Catalan News, BBC, The Guardian, The independent, AbcNews, NPR, La Vanguardia, El periodico, RTE.ie, Al Jazeera and Bloomberg

Project Drawbacks

  • Restricted access to Spanish Corpus, no Catalan Corpus
  • Very difficult reformatting of dates after site mining.
  • Twitter restricts access to last 7 days, so it didn't become useful for the time needed for this project.

Data, Sources

  • Saving the data frame filtered by language and news company
  • using the content variable as the source of the sentiment analysis
  • the package methods will take care of whitespace, punctuation, and general clean-up of the data.

Assumptions, Methodology

The data was gathered in Descending order.
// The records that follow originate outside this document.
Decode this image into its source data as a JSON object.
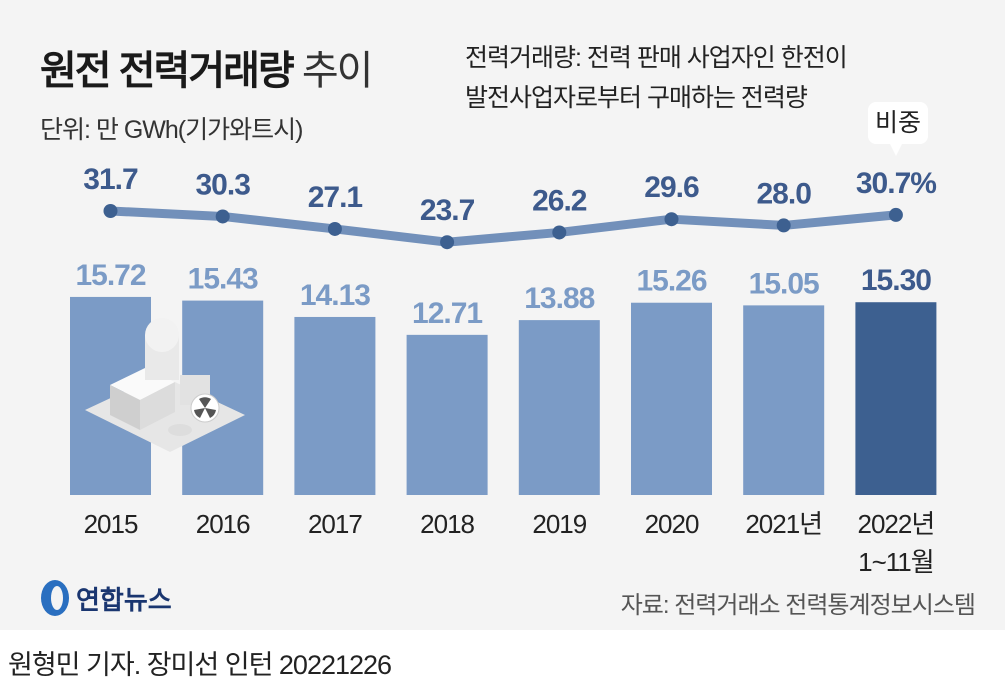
{
  "title": {
    "bold": "원전 전력거래량",
    "light": "추이"
  },
  "unit": "단위: 만 GWh(기가와트시)",
  "note": [
    "전력거래량: 전력 판매 사업자인 한전이",
    "발전사업자로부터 구매하는 전력량"
  ],
  "share_label": "비중",
  "source": "자료: 전력거래소 전력통계정보시스템",
  "logo": "연합뉴스",
  "byline": "원형민 기자. 장미선 인턴  20221226",
  "colors": {
    "bar": "#7b9bc6",
    "bar_highlight": "#3d6090",
    "line": "#7290ba",
    "dot": "#3d6090",
    "bar_label": "#7b9bc6",
    "line_label": "#3d5a8c"
  },
  "chart_data": {
    "type": "bar",
    "categories": [
      "2015",
      "2016",
      "2017",
      "2018",
      "2019",
      "2020",
      "2021년",
      "2022년 1~11월"
    ],
    "series": [
      {
        "name": "전력거래량",
        "unit": "만 GWh",
        "values": [
          15.72,
          15.43,
          14.13,
          12.71,
          13.88,
          15.26,
          15.05,
          15.3
        ],
        "labels": [
          "15.72",
          "15.43",
          "14.13",
          "12.71",
          "13.88",
          "15.26",
          "15.05",
          "15.30"
        ]
      },
      {
        "name": "비중",
        "type": "line",
        "unit": "%",
        "values": [
          31.7,
          30.3,
          27.1,
          23.7,
          26.2,
          29.6,
          28.0,
          30.7
        ],
        "labels": [
          "31.7",
          "30.3",
          "27.1",
          "23.7",
          "26.2",
          "29.6",
          "28.0",
          "30.7%"
        ]
      }
    ],
    "highlight_index": 7
  }
}
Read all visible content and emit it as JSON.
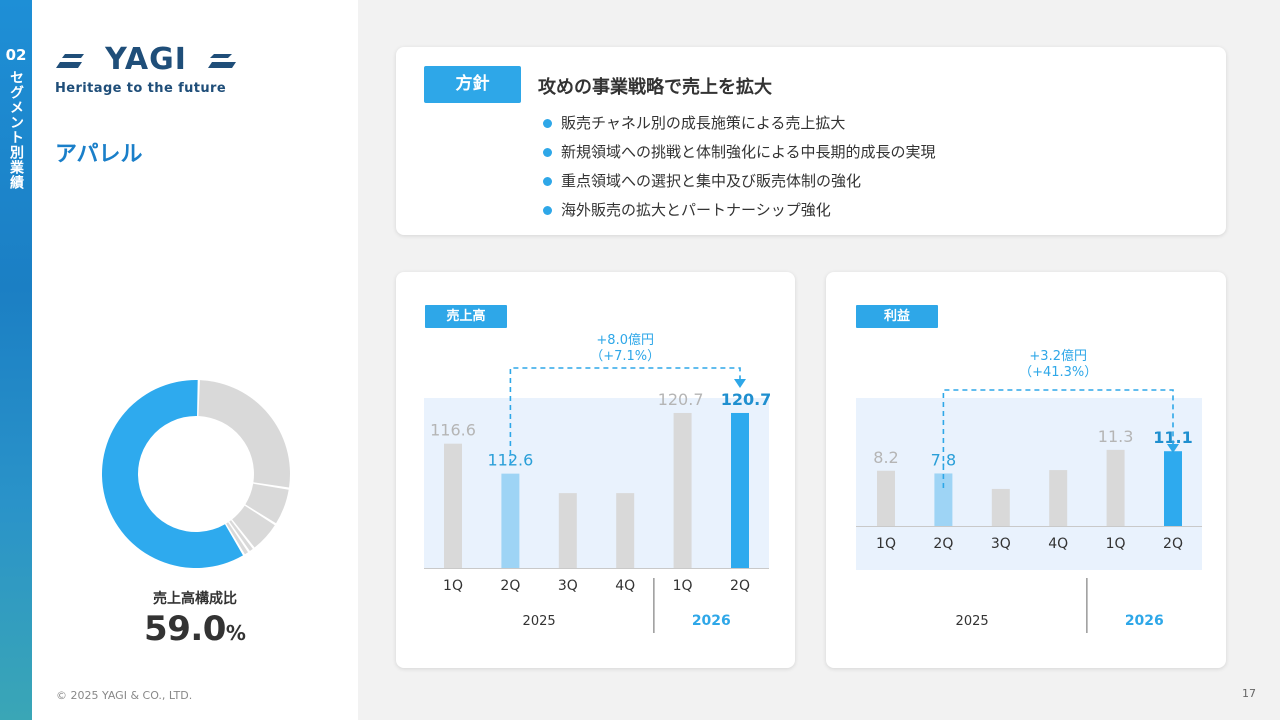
{
  "section": {
    "number": "02",
    "vertical_label": "セグメント別業績",
    "title": "アパレル"
  },
  "brand": {
    "logo_text": "YAGI",
    "tagline": "Heritage to the future"
  },
  "composition": {
    "label": "売上高構成比",
    "value": "59.0",
    "unit": "%",
    "share": 59.0,
    "other_segments": [
      27.0,
      6.5,
      5.5,
      1.0,
      1.0
    ],
    "colors": {
      "highlight": "#2eaaee",
      "others": "#d9d9d9"
    }
  },
  "policy": {
    "badge": "方針",
    "heading": "攻めの事業戦略で売上を拡大",
    "items": [
      "販売チャネル別の成長施策による売上拡大",
      "新規領域への挑戦と体制強化による中長期的成長の実現",
      "重点領域への選択と集中及び販売体制の強化",
      "海外販売の拡大とパートナーシップ強化"
    ]
  },
  "colors": {
    "accent": "#2ea7e8",
    "current_bar": "#2eaaee",
    "prev_bar_light": "#9ed4f5",
    "grey_bar": "#d9d9d9",
    "plot_bg": "#e9f2fd"
  },
  "chart_data": [
    {
      "type": "bar",
      "badge": "売上高",
      "categories": [
        "1Q",
        "2Q",
        "3Q",
        "4Q",
        "1Q",
        "2Q"
      ],
      "year_groups": [
        {
          "label": "2025",
          "span": 4
        },
        {
          "label": "2026",
          "span": 2
        }
      ],
      "values": [
        116.6,
        112.6,
        110.0,
        110.0,
        120.7,
        120.7
      ],
      "labels": [
        "116.6",
        "112.6",
        "",
        "",
        "120.7",
        "120.7"
      ],
      "highlight_current": 5,
      "highlight_prev": 1,
      "ylim": [
        100,
        123.5
      ],
      "comparison": {
        "line1": "+8.0億円",
        "line2": "（+7.1%）",
        "from": 1,
        "to": 5
      }
    },
    {
      "type": "bar",
      "badge": "利益",
      "categories": [
        "1Q",
        "2Q",
        "3Q",
        "4Q",
        "1Q",
        "2Q"
      ],
      "year_groups": [
        {
          "label": "2025",
          "span": 4
        },
        {
          "label": "2026",
          "span": 2
        }
      ],
      "values": [
        8.2,
        7.8,
        5.5,
        8.3,
        11.3,
        11.1
      ],
      "labels": [
        "8.2",
        "7.8",
        "",
        "",
        "11.3",
        "11.1"
      ],
      "highlight_current": 5,
      "highlight_prev": 1,
      "ylim": [
        0,
        19
      ],
      "comparison": {
        "line1": "+3.2億円",
        "line2": "（+41.3%）",
        "from": 1,
        "to": 5
      }
    }
  ],
  "footer": {
    "copyright": "© 2025 YAGI & CO., LTD.",
    "page": "17"
  }
}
  • Most recent news first (ousted catalan government top posts are starting to get out of prison on bail)
  • The ones from october are in the right side of the plot. (Vote started for independence referendum)
  • did not perform positivity/negativity analysis on the articles because of the source (news).

Assumptions, Methodology (2)

using the analyzeSentiment library we proceed to plot the variability in sentiment across the mined documentts.

sent_english <- analyzeSentiment(as.character(df[df$lang=='EN',]$content))
sent_spanish <- analyzeSentiment(as.character(df[df$lang=='ES',]$content), language='spanish')

sent_abc <- analyzeSentiment(as.character(df[df$newscompany=='abcnews',]$content))
sent_periodico <- analyzeSentiment(as.character(df[df$newscompany=='periodico',]$content), language='spanish')
sent_ctn <- analyzeSentiment(as.character(df[df$newscompany=='CTN',]$content))
sent_jaz <- analyzeSentiment(as.character(df[df$newscompany=='aljazeera',]$content))
sent_bbc <- analyzeSentiment(as.character(df[df$newscompany=='bbc',]$content))
sent_gua <- analyzeSentiment(as.character(df[df$newscompany=='guardian',]$content))
sent_bbg <- analyzeSentiment(as.character(df[df$newscompany=='bberg',]$content))
sent_ind <- analyzeSentiment(as.character(df[df$newscompany=='indep',]$content))
sent_npr <- analyzeSentiment(as.character(df[df$newscompany=='npr',]$content))
sent_rte <- analyzeSentiment(as.character(df[df$newscompany=='rte.ie',]$content))

Other Plots

plotSentiment(sent_english) 

plot of chunk unnamed-chunk-2

Other Plots

plotSentiment(sent_spanish)

plot of chunk unnamed-chunk-3

Other Plots

plotSentiment(sent_ctn) 

plot of chunk unnamed-chunk-4

Other Plots

plotSentiment(sent_jaz) 

plot of chunk unnamed-chunk-5

Other Plots

plotSentiment(sent_gua) 

plot of chunk unnamed-chunk-6

Other Plots

plotSentiment(sent_npr) 

plot of chunk unnamed-chunk-7

Conclusions

The graph corresponding to Catalan News (third graphic, the most mined news source) is peaking at the end, the dates corresponding at october when the polls just started to be declared illegal by the central government in spain and the vote continued as promised.

These days were particularly evenful in the press because of the violence applied by police to voters.

Conclusions (2)

The low numbers in the left part of the English graph (First graphic) shows that the press keeps an easy or moderate tone to inform uneventfully as the days go by, Specially when the turnout of events it's not positive for Spain.

We can expect a similar increase of internet reactions in the days close to the new vote of december 21 if the events turn violent like the ones that happened in october.